Seperti sore ini. Suasana rumah keluarga Ali Huesin ramai sekali. Semua keluarganya sudah berkumpul. Mereka bercengkrama dan bercanda tentang apapun hingga suara dengan nada tinggi itu menghentikannya.

"Apa maksud Papa?" tanya Qisa, wajahnya shock.

"Tenang dulu Sa" ucap Mama Mira mengusap bahu putrid kesyangannya. "Mama sama Papa udah sepakat dengan Keluarga Malik untuk menjodohkanmu dengan putranya. Mereka adalah sahabat mama papa sewaktu kita masih kuliah, bahkan merintis perusahaan bareng mulai dari nol. Kita ingin lebih mempererat jalinan keluarga yang sudah ada" lanjutnya panjang lebar.

"Tapi, Ma. Kenapa tiba – tiba?"

"Ini tidak tiba – tiba, saying" giliran Papa Ali berbicara. "Kita sudah menyepakati hal ini jauh sebelum kamu lahir malah. Kita sepakat menjodohkan anak pertama Malik dan anak bungsu Ali dan papa tidak menerima penolakan. Lusa Alfa akan ke Indonesia, luangkan waktumu untuk bertemu dengannya" ucapnya tegas.

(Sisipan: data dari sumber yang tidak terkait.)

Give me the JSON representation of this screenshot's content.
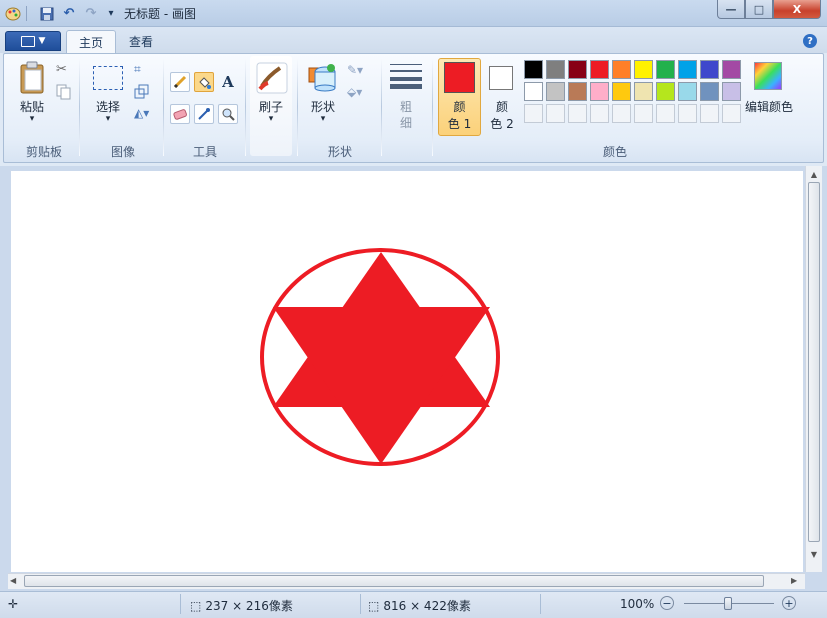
{
  "window": {
    "title": "无标题 - 画图",
    "controls": {
      "minimize": "—",
      "maximize": "□",
      "close": "X"
    }
  },
  "quick_access": [
    {
      "name": "app-icon",
      "glyph": "🎨"
    },
    {
      "name": "save-icon",
      "glyph": "💾"
    },
    {
      "name": "undo-icon",
      "glyph": "↶"
    },
    {
      "name": "redo-icon",
      "glyph": "↷"
    },
    {
      "name": "customize-icon",
      "glyph": "▾"
    }
  ],
  "tabs": {
    "menu_glyph": "▤ ▾",
    "home": "主页",
    "view": "查看",
    "help": "?"
  },
  "ribbon": {
    "clipboard": {
      "label": "剪贴板",
      "paste": "粘贴",
      "dropdown": "▾"
    },
    "image": {
      "label": "图像",
      "select": "选择",
      "dropdown": "▾"
    },
    "tools": {
      "label": "工具",
      "text_glyph": "A",
      "pick_glyph": "🔍"
    },
    "brushes": {
      "label": "刷子"
    },
    "shapes": {
      "label": "形状",
      "shapes_btn": "形状",
      "group_label": "形状"
    },
    "size": {
      "label_line1": "粗",
      "label_line2": "细"
    },
    "colors": {
      "label": "颜色",
      "color1_line1": "颜",
      "color1_line2": "色 1",
      "color2_line1": "颜",
      "color2_line2": "色 2",
      "color1_value": "#ed1c24",
      "color2_value": "#ffffff",
      "edit": "编辑颜色",
      "palette_row1": [
        "#000000",
        "#7f7f7f",
        "#880015",
        "#ed1c24",
        "#ff7f27",
        "#fff200",
        "#22b14c",
        "#00a2e8",
        "#3f48cc",
        "#a349a4"
      ],
      "palette_row2": [
        "#ffffff",
        "#c3c3c3",
        "#b97a57",
        "#ffaec9",
        "#ffc90e",
        "#efe4b0",
        "#b5e61d",
        "#99d9ea",
        "#7092be",
        "#c8bfe7"
      ]
    }
  },
  "canvas": {
    "drawing": {
      "stroke_color": "#ed1c24",
      "fill_color": "#ed1c24",
      "shape": "six-pointed star in circle"
    }
  },
  "status": {
    "selection_size": "237 × 216像素",
    "canvas_size": "816 × 422像素",
    "zoom": "100%",
    "zoom_out": "−",
    "zoom_in": "+"
  }
}
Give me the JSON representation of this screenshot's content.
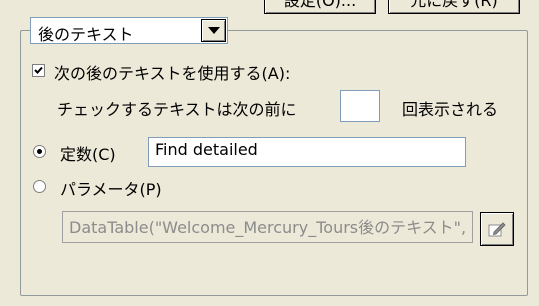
{
  "buttons": {
    "settings": "設定(O)...",
    "restore": "元に戻す(R)"
  },
  "dropdown": {
    "selected": "後のテキスト"
  },
  "use_following": {
    "label": "次の後のテキストを使用する(A):",
    "checked": true
  },
  "check_text": {
    "prefix": "チェックするテキストは次の前に",
    "suffix": "回表示される",
    "count": ""
  },
  "constant": {
    "label": "定数(C)",
    "selected": true,
    "value": "Find detailed"
  },
  "parameter": {
    "label": "パラメータ(P)",
    "selected": false,
    "value": "DataTable(\"Welcome_Mercury_Tours後のテキスト\","
  },
  "icons": {
    "edit": "edit-pencil-icon"
  }
}
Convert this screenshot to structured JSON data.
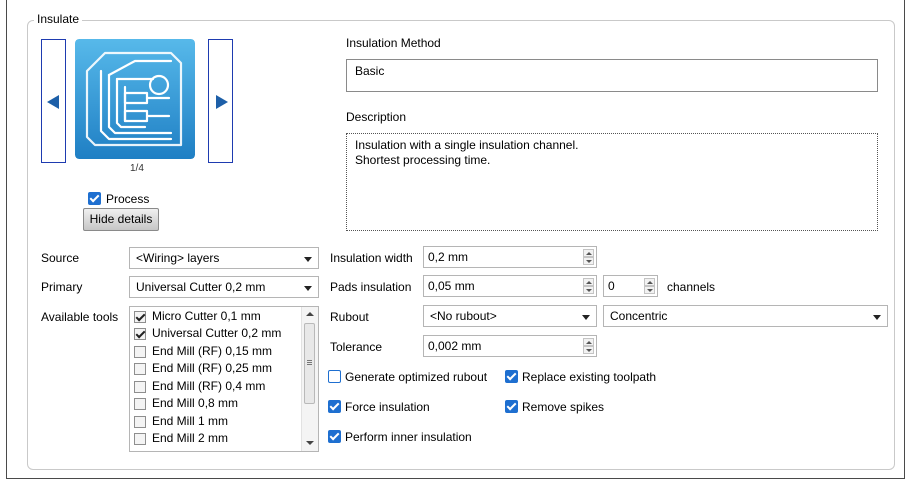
{
  "group": {
    "title": "Insulate"
  },
  "preview": {
    "page_indicator": "1/4",
    "icon": "circuit-board-icon"
  },
  "process_checkbox": {
    "label": "Process",
    "checked": true
  },
  "hide_details_button": "Hide details",
  "method": {
    "label": "Insulation Method",
    "value": "Basic"
  },
  "description": {
    "label": "Description",
    "lines": [
      "Insulation with a single insulation channel.",
      "Shortest processing time."
    ]
  },
  "source": {
    "label": "Source",
    "value": "<Wiring> layers"
  },
  "primary": {
    "label": "Primary",
    "value": "Universal Cutter 0,2 mm"
  },
  "available_tools": {
    "label": "Available tools",
    "items": [
      {
        "label": "Micro Cutter 0,1 mm",
        "checked": true
      },
      {
        "label": "Universal Cutter 0,2 mm",
        "checked": true
      },
      {
        "label": "End Mill (RF) 0,15 mm",
        "checked": false
      },
      {
        "label": "End Mill (RF) 0,25 mm",
        "checked": false
      },
      {
        "label": "End Mill (RF) 0,4 mm",
        "checked": false
      },
      {
        "label": "End Mill 0,8 mm",
        "checked": false
      },
      {
        "label": "End Mill 1 mm",
        "checked": false
      },
      {
        "label": "End Mill 2 mm",
        "checked": false
      }
    ]
  },
  "insulation_width": {
    "label": "Insulation width",
    "value": "0,2 mm"
  },
  "pads_insulation": {
    "label": "Pads insulation",
    "value": "0,05 mm",
    "channels_value": "0",
    "channels_label": "channels"
  },
  "rubout": {
    "label": "Rubout",
    "value": "<No rubout>",
    "pattern": "Concentric"
  },
  "tolerance": {
    "label": "Tolerance",
    "value": "0,002 mm"
  },
  "options": {
    "generate_optimized_rubout": {
      "label": "Generate optimized rubout",
      "checked": false
    },
    "replace_existing_toolpath": {
      "label": "Replace existing toolpath",
      "checked": true
    },
    "force_insulation": {
      "label": "Force insulation",
      "checked": true
    },
    "remove_spikes": {
      "label": "Remove spikes",
      "checked": true
    },
    "perform_inner_insulation": {
      "label": "Perform inner insulation",
      "checked": true
    }
  },
  "colors": {
    "accent": "#1e6fd0",
    "nav_border": "#1e3bb0",
    "preview_bg": "#3aa3dc"
  }
}
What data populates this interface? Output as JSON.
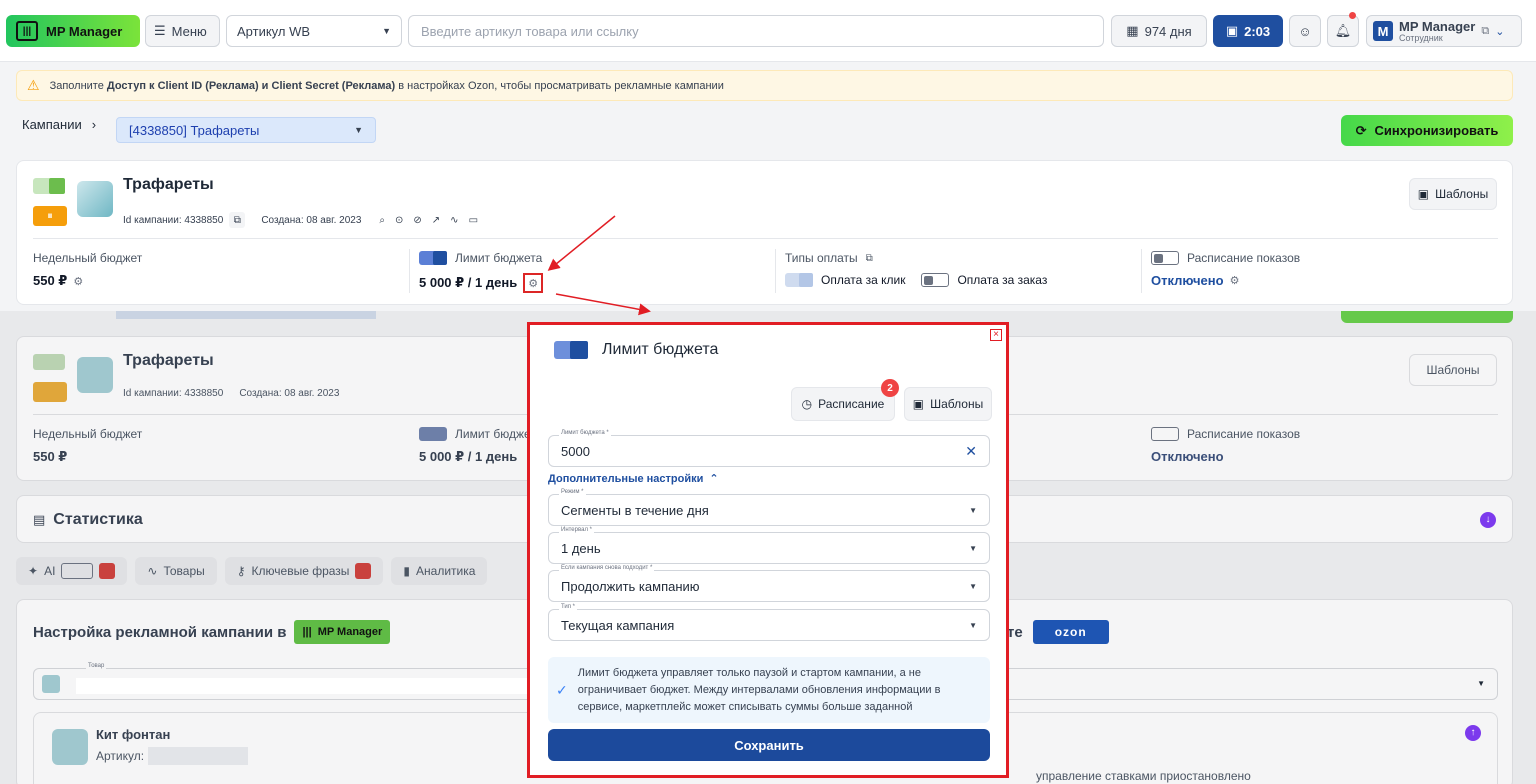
{
  "topbar": {
    "logo_text": "MP Manager",
    "menu_label": "Меню",
    "sku_select": "Артикул WB",
    "search_placeholder": "Введите артикул товара или ссылку",
    "days": "974 дня",
    "timer": "2:03",
    "profile_name": "MP Manager",
    "profile_role": "Сотрудник",
    "profile_initial": "M"
  },
  "notice": {
    "prefix": "Заполните ",
    "bold": "Доступ к Client ID (Реклама) и Client Secret (Реклама)",
    "suffix": " в настройках Ozon, чтобы просматривать рекламные кампании"
  },
  "breadcrumb": {
    "root": "Кампании",
    "selected": "[4338850] Трафареты"
  },
  "sync_label": "Синхронизировать",
  "campaign": {
    "title": "Трафареты",
    "id_text": "Id кампании: 4338850",
    "created": "Создана: 08 авг. 2023",
    "templates_label": "Шаблоны",
    "weekly_budget_label": "Недельный бюджет",
    "weekly_budget_value": "550 ₽",
    "limit_label": "Лимит бюджета",
    "limit_value": "5 000 ₽ / 1 день",
    "payment_types_label": "Типы оплаты",
    "pay_click": "Оплата за клик",
    "pay_order": "Оплата за заказ",
    "schedule_label": "Расписание показов",
    "schedule_value": "Отключено"
  },
  "background": {
    "stats_title": "Статистика",
    "tabs": [
      "AI",
      "Товары",
      "Ключевые фразы",
      "Аналитика"
    ],
    "setup_title": "Настройка рекламной кампании в",
    "mp_badge": "MP Manager",
    "ozon_suffix": "те",
    "ozon_logo": "ozon",
    "product_label": "Товар",
    "product_name": "Кит фонтан",
    "article_label": "Артикул:",
    "bottom_text": "управление ставками приостановлено"
  },
  "modal": {
    "title": "Лимит бюджета",
    "schedule_btn": "Расписание",
    "schedule_badge": "2",
    "templates_btn": "Шаблоны",
    "limit_field_label": "Лимит бюджета *",
    "limit_value": "5000",
    "advanced": "Дополнительные настройки",
    "mode_label": "Режим *",
    "mode_value": "Сегменты в течение дня",
    "interval_label": "Интервал *",
    "interval_value": "1 день",
    "again_label": "Если кампания снова подходит *",
    "again_value": "Продолжить кампанию",
    "type_label": "Тип *",
    "type_value": "Текущая кампания",
    "info": "Лимит бюджета управляет только паузой и стартом кампании, а не ограничивает бюджет. Между интервалами обновления информации в сервисе, маркетплейс может списывать суммы больше заданной",
    "save": "Сохранить"
  },
  "colors": {
    "brand_blue": "#1f4fa0",
    "green": "#45d84a",
    "annotation_red": "#e11d24"
  }
}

"Papa mama jahat, egois. Papa mama sama sekali ga ngerti keadaan Qisa gimana!" Qisa marah, ia lari menuju kamarnya di lantai atas.

Qisa tak habis piker bagaimana bisa orangtua yang biasanya begitu pengertian bisa begitu egois menjodohkan putri semata wayangnya dengan lelaki asing. Bahkan mereka tau kenapa sampa saat ini ia tidak bisa berhubungan serius dengan spesies jenis laki – laki ini.

"Sa" panggil Mama Mira saat memasuki kamarnya. Mendekati Qisa yang termangu di dekat jendela. "Mama tau gimana perasaanmu, Nak. Tapi mama harap kamu juga ngerti, usia kamu sudah tidak remaja lagi".

"Ma, aku masih 25. Langkahku masih panjang, Kak Rei aja baru mau nikah padahal usinya udah kepala 3" Qisa masih mencoba menawar.

"Reihan laki – laki, Sa. Beda halnya dengan perempuan. Apalagi dengan keadaanmu ini, mama sama papa hanya tak ingin kamu berlarut – larut dalam bayang kelam masa lalumu. Mama sama papa hanya mengharap kebahagiaanmu"

"Mama pikir Qisa bisa bahagia ketika harus menikah dengan orang asing?"

"Dia bukan orang asing, Sa. Namanya Alfa, dia adalah temanmu semasa kecil".

"Udah deh, Ma! Mau temen kecil mau temen gede toh Qisa juga ga inget" Qisa mulai putus asa.

"Pikirkanlah, Sa. Kamu masih punya waktu hingga waktu bertemu dengannya nanti" pungkas Mama Mira kemudian meninggalkan kamar putrinya.

Qisa lagi – lagi hanya menghela napas, dadanya terasa sesak. Sejenak ia merenung, selintas ide gila menghampiri kepalanya. Sebuah senyum tipis mengembang. Saat ini langit senjalah yang ia butuhkan, lewatnya ia bisa malarutkan segala kekalutannya, bersama pendarnya, menuju kegelapan.